Les dysfonctionnements de l’ANEF ont donc des répercussions très concrètes sur la vie des personnes étrangères. Perdre son droit au séjour peut entraîner une perte d’emploi, la suspension des prestations sociales, des difficultés d’accès aux soins, ou encore des ruptures dans la scolarisation des enfants. Ces situations engendrent des atteintes graves aux droits, comme le droit de mener une vie privée et familiale normale, le droit de propriété, l’intérêt supérieur de l’enfant…

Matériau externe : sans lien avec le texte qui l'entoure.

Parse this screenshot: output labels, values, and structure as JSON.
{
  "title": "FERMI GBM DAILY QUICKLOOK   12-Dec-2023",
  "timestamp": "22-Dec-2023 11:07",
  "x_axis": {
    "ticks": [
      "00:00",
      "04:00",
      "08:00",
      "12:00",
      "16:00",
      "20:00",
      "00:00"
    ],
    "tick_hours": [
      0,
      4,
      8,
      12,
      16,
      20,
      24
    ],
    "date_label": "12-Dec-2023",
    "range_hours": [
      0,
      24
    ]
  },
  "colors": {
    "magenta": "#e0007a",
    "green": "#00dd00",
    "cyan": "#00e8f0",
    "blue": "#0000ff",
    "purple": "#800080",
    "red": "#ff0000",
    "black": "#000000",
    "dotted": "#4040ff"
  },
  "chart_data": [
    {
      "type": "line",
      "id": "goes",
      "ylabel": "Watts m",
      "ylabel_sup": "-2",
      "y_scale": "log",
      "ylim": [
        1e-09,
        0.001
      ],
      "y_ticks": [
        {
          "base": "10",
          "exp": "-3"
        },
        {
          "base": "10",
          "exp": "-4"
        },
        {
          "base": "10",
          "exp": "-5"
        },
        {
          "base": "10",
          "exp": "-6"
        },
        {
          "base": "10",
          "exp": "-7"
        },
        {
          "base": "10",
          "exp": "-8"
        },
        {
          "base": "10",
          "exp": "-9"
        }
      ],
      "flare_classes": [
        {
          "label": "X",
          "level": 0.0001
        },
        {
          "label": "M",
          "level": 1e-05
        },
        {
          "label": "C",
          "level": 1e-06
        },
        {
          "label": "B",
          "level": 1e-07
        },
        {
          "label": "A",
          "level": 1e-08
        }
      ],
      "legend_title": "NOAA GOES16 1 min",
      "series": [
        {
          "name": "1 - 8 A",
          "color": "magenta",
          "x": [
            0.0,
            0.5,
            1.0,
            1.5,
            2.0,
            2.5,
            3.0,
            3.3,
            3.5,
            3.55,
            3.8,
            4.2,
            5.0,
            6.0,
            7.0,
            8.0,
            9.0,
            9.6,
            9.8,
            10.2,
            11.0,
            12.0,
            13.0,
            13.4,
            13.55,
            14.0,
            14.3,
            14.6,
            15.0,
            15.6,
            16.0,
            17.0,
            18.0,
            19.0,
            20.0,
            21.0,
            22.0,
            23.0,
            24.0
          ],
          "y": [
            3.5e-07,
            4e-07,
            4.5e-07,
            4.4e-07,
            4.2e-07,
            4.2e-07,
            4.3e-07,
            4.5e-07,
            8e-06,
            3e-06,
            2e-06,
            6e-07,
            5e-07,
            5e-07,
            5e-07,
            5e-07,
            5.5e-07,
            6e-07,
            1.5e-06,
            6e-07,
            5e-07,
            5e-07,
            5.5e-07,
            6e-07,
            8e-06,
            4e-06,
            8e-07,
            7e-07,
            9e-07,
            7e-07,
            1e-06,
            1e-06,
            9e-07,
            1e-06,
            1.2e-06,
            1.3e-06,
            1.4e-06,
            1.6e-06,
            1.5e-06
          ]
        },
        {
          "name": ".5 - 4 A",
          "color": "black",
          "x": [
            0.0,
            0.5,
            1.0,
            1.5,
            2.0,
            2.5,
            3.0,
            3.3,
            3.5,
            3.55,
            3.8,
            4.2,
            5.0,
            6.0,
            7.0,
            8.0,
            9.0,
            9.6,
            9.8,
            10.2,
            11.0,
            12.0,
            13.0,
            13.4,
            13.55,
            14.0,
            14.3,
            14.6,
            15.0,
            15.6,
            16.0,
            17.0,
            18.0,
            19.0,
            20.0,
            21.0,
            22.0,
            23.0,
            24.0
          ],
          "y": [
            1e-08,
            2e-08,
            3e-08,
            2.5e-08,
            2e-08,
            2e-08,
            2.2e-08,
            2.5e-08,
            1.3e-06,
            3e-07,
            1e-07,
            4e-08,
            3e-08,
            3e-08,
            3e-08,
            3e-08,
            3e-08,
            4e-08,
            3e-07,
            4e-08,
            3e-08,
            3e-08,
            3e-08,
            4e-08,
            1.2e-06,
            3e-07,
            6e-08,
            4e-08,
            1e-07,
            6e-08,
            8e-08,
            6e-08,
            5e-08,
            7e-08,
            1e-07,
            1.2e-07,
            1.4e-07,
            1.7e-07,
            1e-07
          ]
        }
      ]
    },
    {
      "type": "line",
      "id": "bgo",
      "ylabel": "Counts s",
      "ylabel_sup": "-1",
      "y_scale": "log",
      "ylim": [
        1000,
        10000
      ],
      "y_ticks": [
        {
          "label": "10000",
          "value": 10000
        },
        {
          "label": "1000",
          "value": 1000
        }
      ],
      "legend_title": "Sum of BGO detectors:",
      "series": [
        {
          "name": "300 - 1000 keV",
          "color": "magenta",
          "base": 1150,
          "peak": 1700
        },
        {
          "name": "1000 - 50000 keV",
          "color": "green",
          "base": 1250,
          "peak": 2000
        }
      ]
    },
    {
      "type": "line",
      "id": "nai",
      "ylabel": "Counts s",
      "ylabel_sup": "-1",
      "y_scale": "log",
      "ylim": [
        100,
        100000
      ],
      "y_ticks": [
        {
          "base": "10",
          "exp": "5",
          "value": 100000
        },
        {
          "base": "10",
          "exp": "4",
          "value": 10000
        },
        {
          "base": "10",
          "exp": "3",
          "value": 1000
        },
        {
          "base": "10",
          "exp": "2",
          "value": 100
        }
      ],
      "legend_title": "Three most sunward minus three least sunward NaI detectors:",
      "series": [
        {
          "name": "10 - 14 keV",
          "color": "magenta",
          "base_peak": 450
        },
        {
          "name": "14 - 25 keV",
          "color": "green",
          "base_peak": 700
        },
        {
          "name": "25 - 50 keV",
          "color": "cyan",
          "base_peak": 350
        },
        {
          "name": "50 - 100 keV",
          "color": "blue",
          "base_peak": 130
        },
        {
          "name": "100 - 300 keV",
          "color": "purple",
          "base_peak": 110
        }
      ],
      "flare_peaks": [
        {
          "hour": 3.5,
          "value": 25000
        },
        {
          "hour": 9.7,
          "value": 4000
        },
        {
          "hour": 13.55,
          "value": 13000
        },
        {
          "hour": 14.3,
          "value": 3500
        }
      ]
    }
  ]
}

Les recommandations du Défenseur des droits

  • L’ampleur et la gravité des atteintes constatées par le Défenseur des droits imposent l’adoption de mesures urgentes. Face à cette situation, l’institution formule 14 recommandations essentielles pour garantir l’accès aux droits des usagers, notamment :
  • Intégrer dans le Code de l’entrée et du séjour des étrangers et du droit d’asile une disposition reconnaissant le droit de réaliser toute démarche par un canal non dématérialisé, sans condition préalable,
  • Automatiser le renouvellement automatique des attestations de prolongation d’instruction (API) et créer, pour les personnes sollicitant la régularisation de leur situation administrative, une attestation dématérialisée créatrice de droits délivrée après vérification de la complétude du dossier,
  • Améliorer l’information donnée aux usagers sur les sites internet des préfectures, quant aux modalités de dépôt des demandes de titres et la mettre à jour régulièrement.
  • Sans remettre en cause le principe même de l’ouverture d’une voie dématérialisée pour le dépôt des demandes de titres de séjour, ces recommandations mettent en avant les modifications qui s’imposent pour faire de l’ANEF un véritable outil de simplification, au service de ses usagers.